Getting Started with Lerax
Do you want to leverage the power of JAX for high performance reinforcement learning? Lerax is a reinforcement learning library built on top of JAX, designed to make it easy to implement and experiment with RL algorithms while taking advantage of JAX's speed and scalability.
Lerax provides environments, policies, and training algorithms. All with a modular design that makes it easy to compose different components together.
Work in Progress
Lerax is very much a work in progress, but it is already usable for training simple RL agents. The API is still evolving, and there are many features that are yet to be implemented. Additionally, the documentation is still being written, so please bear with me as I continue to improve it.
Installation
Train a policy
from jax import random as jr
from lerax.algorithm import PPO
from lerax.callback import ConsoleBackend, LoggingCallback, TensorBoardBackend
from lerax.env.classic_control import CartPole
from lerax.policy import MLPActorCriticPolicy
policy_key, learn_key = jr.split(jr.key(0), 2)
env = CartPole()
policy = MLPActorCriticPolicy(env=env, key=policy_key)
algo = PPO()
logger = LoggingCallback(
[TensorBoardBackend(), ConsoleBackend()], env=env, policy=policy
)
policy = algo.learn(env, policy, total_timesteps=2**16, key=learn_key, callback=logger)
logger.close()
Acknowledgements
A ton of the code is a slight translation of the code found in the Stable Baselines 3 and Gymnasium libraries.

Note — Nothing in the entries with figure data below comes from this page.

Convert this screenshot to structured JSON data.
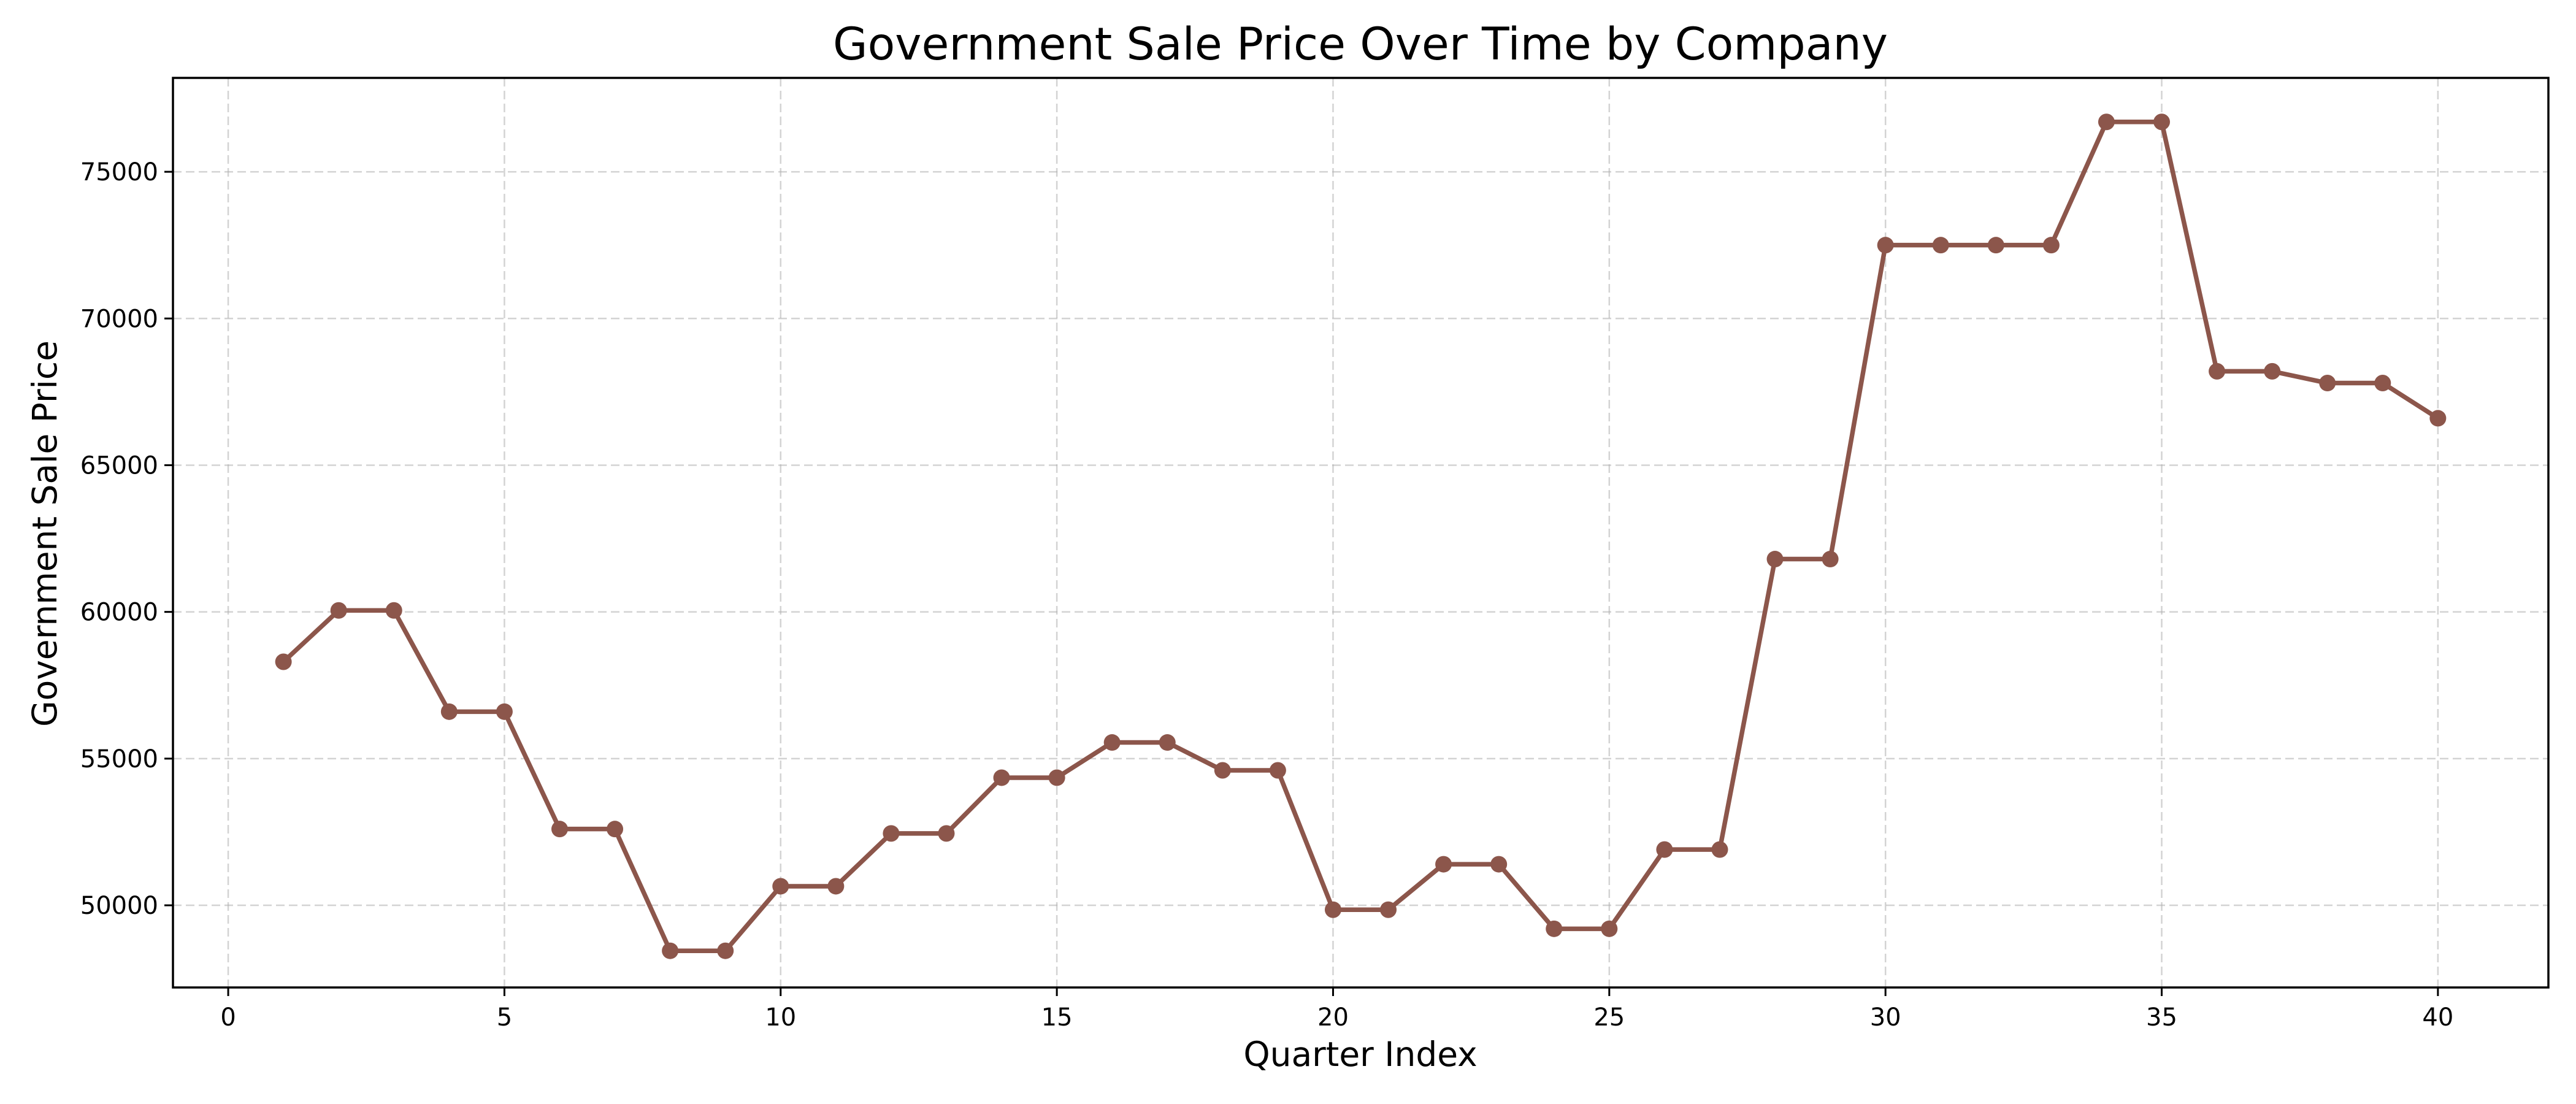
{
  "chart_data": {
    "type": "line",
    "title": "Government Sale Price Over Time by Company",
    "xlabel": "Quarter Index",
    "ylabel": "Government Sale Price",
    "xlim": [
      -1,
      42
    ],
    "ylim": [
      47200,
      78200
    ],
    "xticks": [
      0,
      5,
      10,
      15,
      20,
      25,
      30,
      35,
      40
    ],
    "yticks": [
      50000,
      55000,
      60000,
      65000,
      70000,
      75000
    ],
    "grid": true,
    "color": "#8c564b",
    "marker": "circle",
    "series": [
      {
        "x": [
          1,
          2,
          3,
          4,
          5,
          6,
          7,
          8,
          9,
          10,
          11,
          12,
          13,
          14,
          15,
          16,
          17,
          18,
          19,
          20,
          21,
          22,
          23,
          24,
          25,
          26,
          27,
          28,
          29,
          30,
          31,
          32,
          33,
          34,
          35,
          36,
          37,
          38,
          39,
          40
        ],
        "values": [
          58300,
          60050,
          60050,
          56600,
          56600,
          52600,
          52600,
          48450,
          48450,
          50650,
          50650,
          52450,
          52450,
          54350,
          54350,
          55550,
          55550,
          54600,
          54600,
          49850,
          49850,
          51400,
          51400,
          49200,
          49200,
          51900,
          51900,
          61800,
          61800,
          72500,
          72500,
          72500,
          72500,
          76700,
          76700,
          68200,
          68200,
          67800,
          67800,
          66600
        ]
      }
    ]
  }
}
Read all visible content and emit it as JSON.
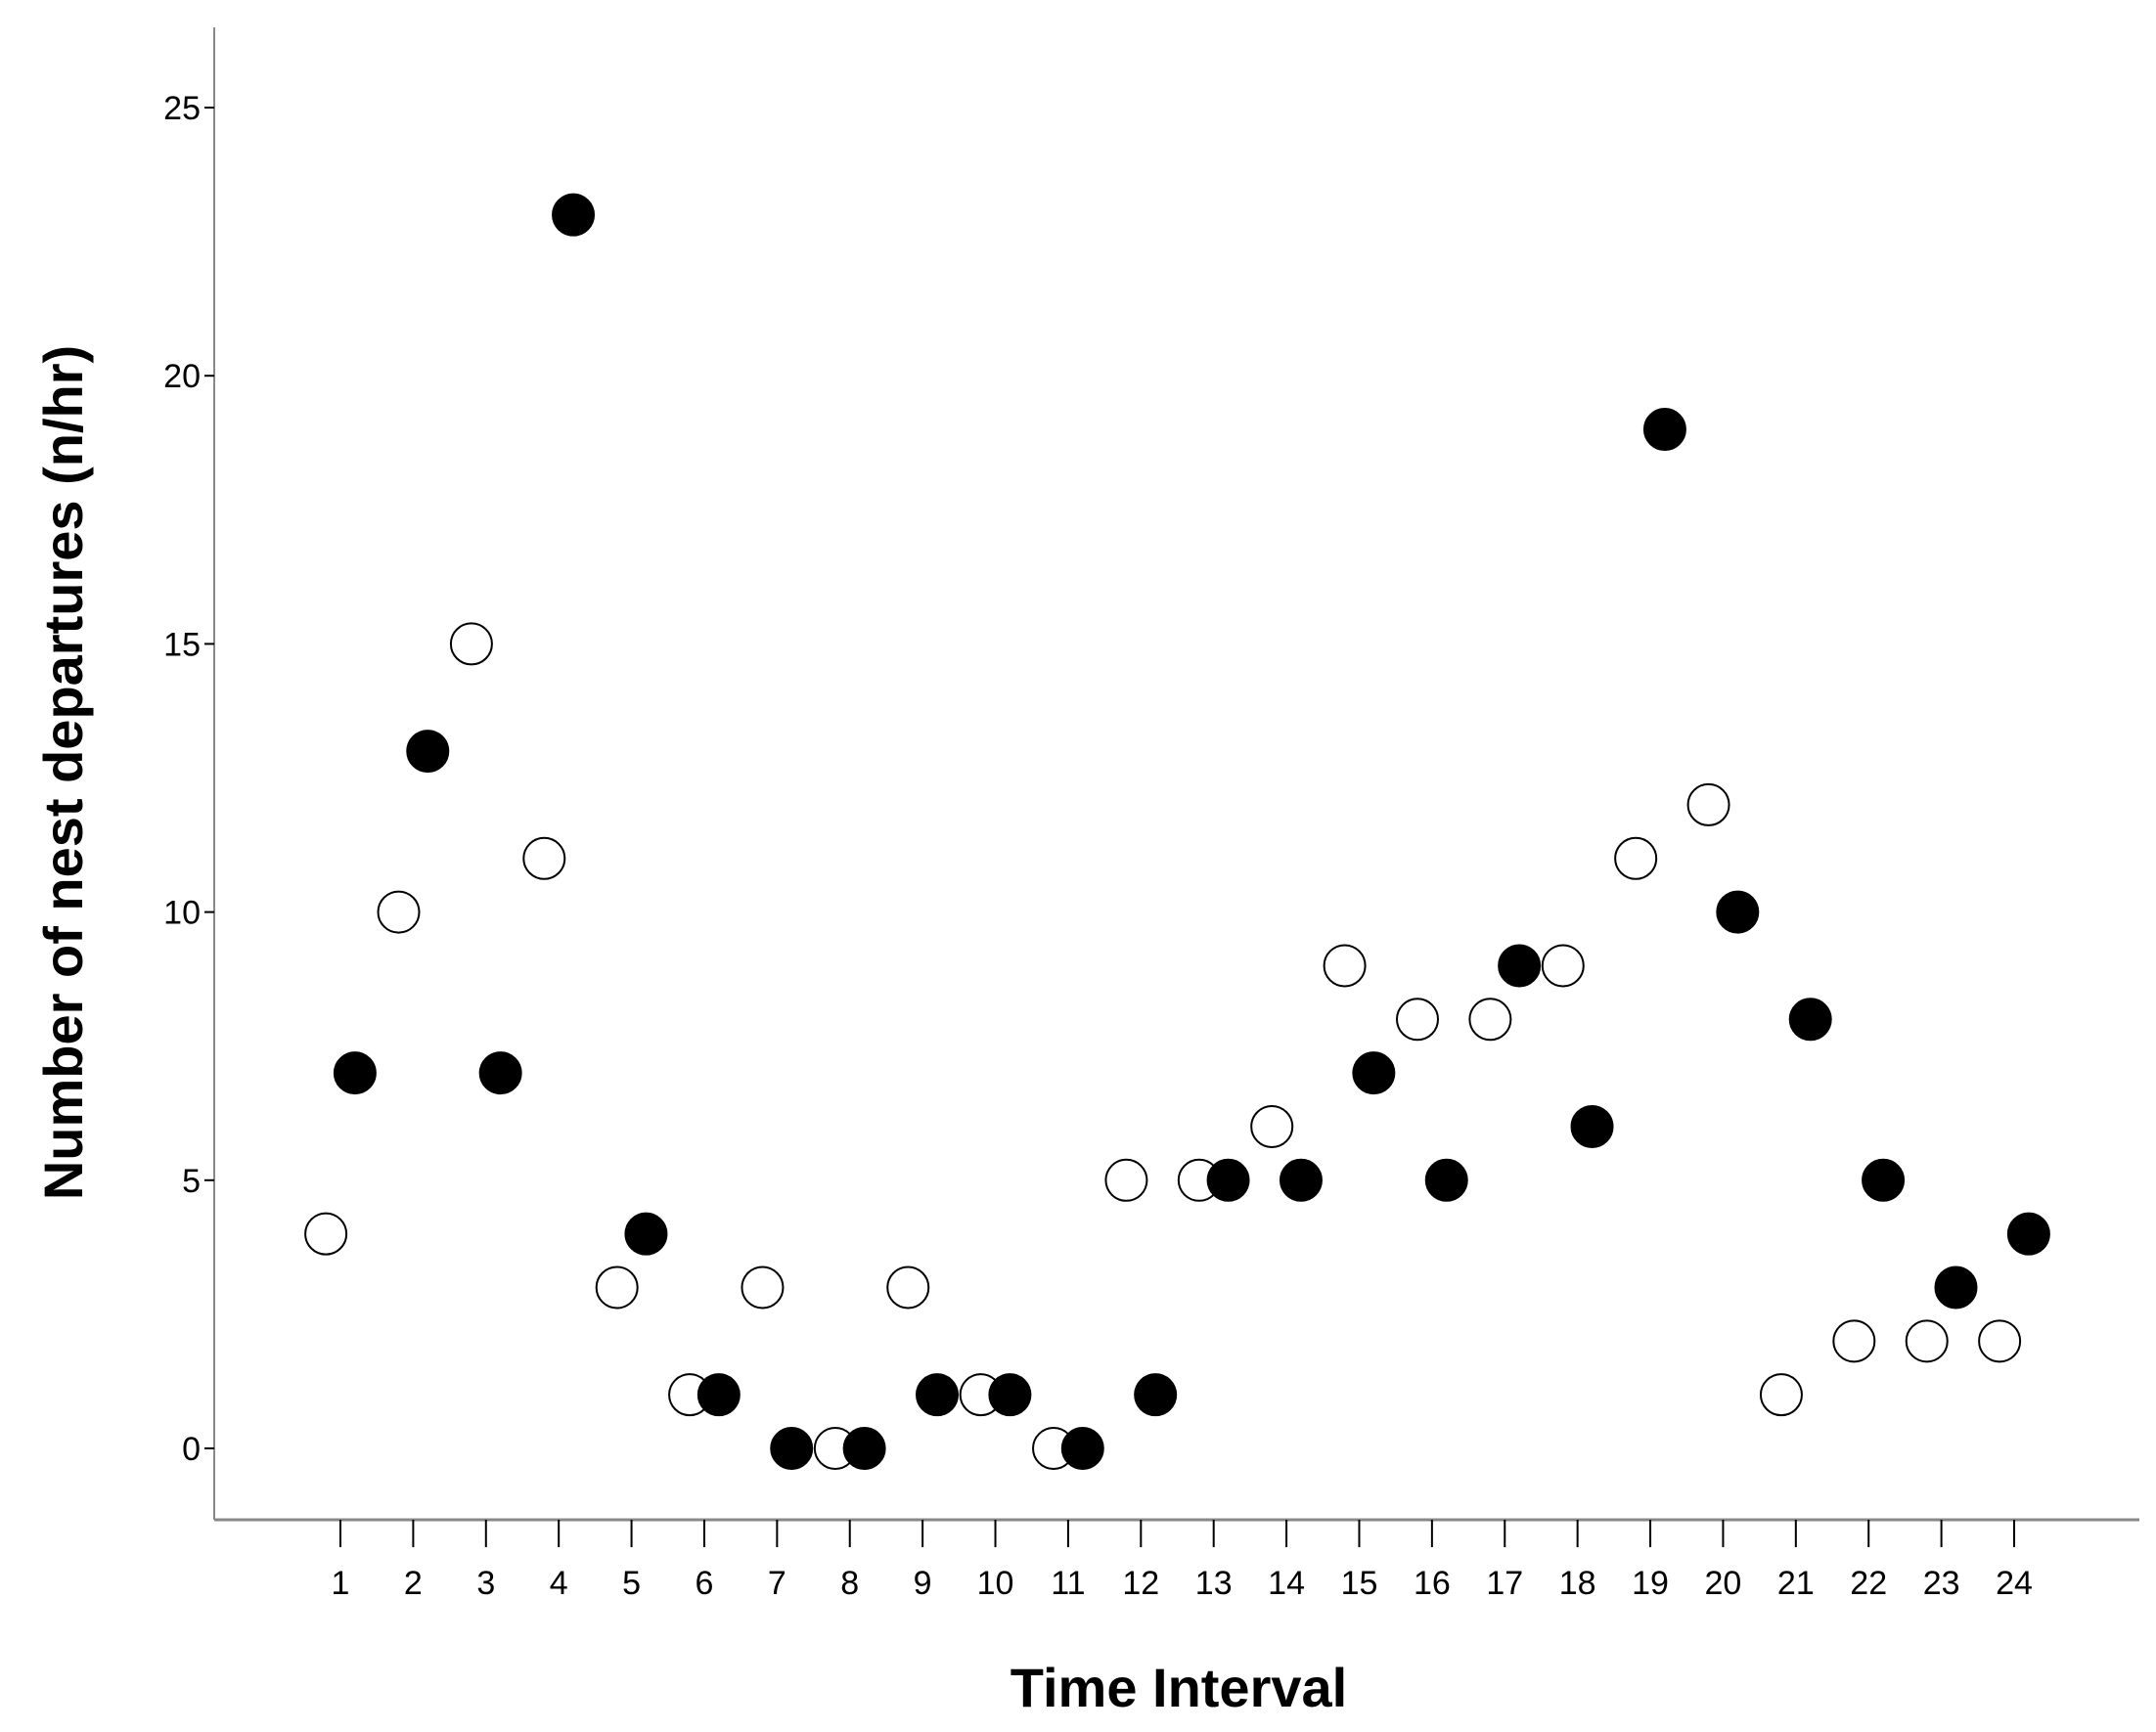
{
  "chart_data": {
    "type": "scatter",
    "title": "",
    "xlabel": "Time Interval",
    "ylabel": "Number of nest departures (n/hr)",
    "xlim": [
      -0.7,
      25.5
    ],
    "ylim": [
      -1.2,
      26.4
    ],
    "x_ticks": [
      1,
      2,
      3,
      4,
      5,
      6,
      7,
      8,
      9,
      10,
      11,
      12,
      13,
      14,
      15,
      16,
      17,
      18,
      19,
      20,
      21,
      22,
      23,
      24
    ],
    "y_ticks": [
      0,
      5,
      10,
      15,
      20,
      25
    ],
    "grid": false,
    "series": [
      {
        "name": "open",
        "marker": "open-circle",
        "offset": -0.2,
        "values": [
          4,
          10,
          15,
          11,
          3,
          1,
          3,
          0,
          3,
          1,
          0,
          5,
          5,
          6,
          9,
          8,
          8,
          9,
          11,
          12,
          1,
          2,
          2,
          2
        ]
      },
      {
        "name": "filled",
        "marker": "filled-circle",
        "offset": 0.2,
        "values": [
          7,
          13,
          7,
          23,
          4,
          1,
          0,
          0,
          1,
          1,
          0,
          1,
          5,
          5,
          7,
          5,
          9,
          6,
          19,
          10,
          8,
          5,
          3,
          4
        ]
      }
    ]
  }
}
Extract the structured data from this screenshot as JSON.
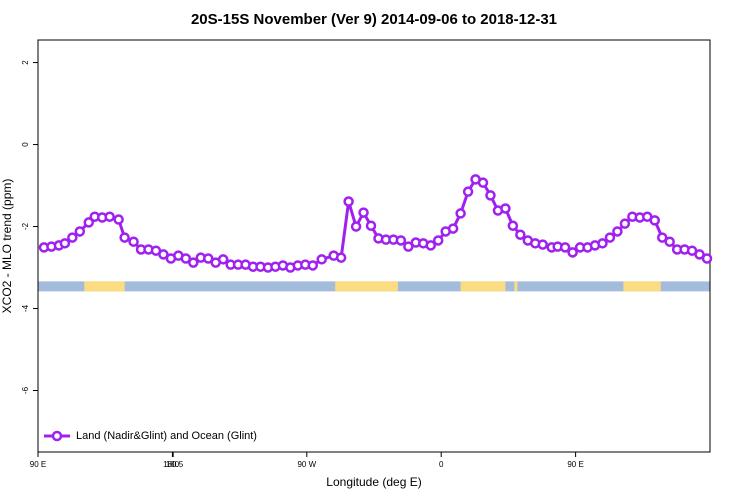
{
  "chart_data": {
    "type": "line",
    "title": "20S-15S November (Ver 9)   2014-09-06 to 2018-12-31",
    "x_label": "Longitude (deg E)",
    "y_label": "XCO2 - MLO trend (ppm)",
    "xlim": [
      90,
      540
    ],
    "ylim": [
      -7.5,
      2.55
    ],
    "xticks": [
      {
        "value": 90,
        "label": "90 E"
      },
      180,
      {
        "value": 270,
        "label": "90 W"
      },
      {
        "value": 360,
        "label": "0"
      },
      {
        "value": 450,
        "label": "90 E"
      },
      180.5
    ],
    "yticks": [
      2,
      0,
      -2,
      -4,
      -6
    ],
    "legend": "bottom-left",
    "series": [
      {
        "name": "Land (Nadir&Glint) and Ocean (Glint)",
        "color": "#a020f0",
        "x": [
          94,
          99,
          104,
          108,
          113,
          118,
          124,
          128,
          133,
          138,
          144,
          148,
          154,
          159,
          164,
          169,
          174,
          179,
          184,
          189,
          194,
          199,
          204,
          209,
          214,
          219,
          224,
          229,
          234,
          239,
          244,
          249,
          254,
          259,
          264,
          269,
          274,
          280,
          288,
          293,
          298,
          303,
          308,
          313,
          318,
          323,
          328,
          333,
          338,
          343,
          348,
          353,
          358,
          363,
          368,
          373,
          378,
          383,
          388,
          393,
          398,
          403,
          408,
          413,
          418,
          423,
          428,
          434,
          438,
          443,
          448,
          453,
          458,
          463,
          468,
          473,
          478,
          483,
          488,
          493,
          498,
          503,
          508,
          513,
          518,
          523,
          528,
          533,
          538
        ],
        "values": [
          -2.51,
          -2.49,
          -2.46,
          -2.41,
          -2.27,
          -2.12,
          -1.9,
          -1.76,
          -1.78,
          -1.76,
          -1.83,
          -2.27,
          -2.37,
          -2.56,
          -2.56,
          -2.59,
          -2.68,
          -2.78,
          -2.71,
          -2.78,
          -2.88,
          -2.76,
          -2.78,
          -2.88,
          -2.8,
          -2.93,
          -2.93,
          -2.93,
          -2.98,
          -2.98,
          -3.0,
          -2.98,
          -2.95,
          -3.0,
          -2.95,
          -2.93,
          -2.95,
          -2.8,
          -2.71,
          -2.76,
          -1.39,
          -2.0,
          -1.66,
          -1.98,
          -2.29,
          -2.32,
          -2.32,
          -2.34,
          -2.49,
          -2.39,
          -2.41,
          -2.46,
          -2.34,
          -2.12,
          -2.05,
          -1.68,
          -1.15,
          -0.85,
          -0.93,
          -1.24,
          -1.61,
          -1.56,
          -1.98,
          -2.2,
          -2.34,
          -2.41,
          -2.44,
          -2.51,
          -2.49,
          -2.51,
          -2.63,
          -2.51,
          -2.51,
          -2.46,
          -2.41,
          -2.27,
          -2.12,
          -1.93,
          -1.76,
          -1.78,
          -1.76,
          -1.85,
          -2.27,
          -2.37,
          -2.56,
          -2.56,
          -2.59,
          -2.68,
          -2.78
        ]
      }
    ],
    "band": {
      "level": -3.46,
      "ocean_color": "#a4bcdc",
      "land_color": "#fcdc80",
      "land_ranges": [
        [
          121,
          148
        ],
        [
          289,
          331
        ],
        [
          373,
          403
        ],
        [
          409,
          411
        ],
        [
          482,
          507
        ]
      ]
    }
  }
}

The developers of these excellent libraries have done a great job of creating a solid foundation for reinforcement learning in Python, and I have learned a lot from their design decisions.
In addition, the NDE code is heavily inspired by the work of Patrick Kidger and the entire library is based on his excellent Equinox library along with some use of Diffrax and jaxtyping.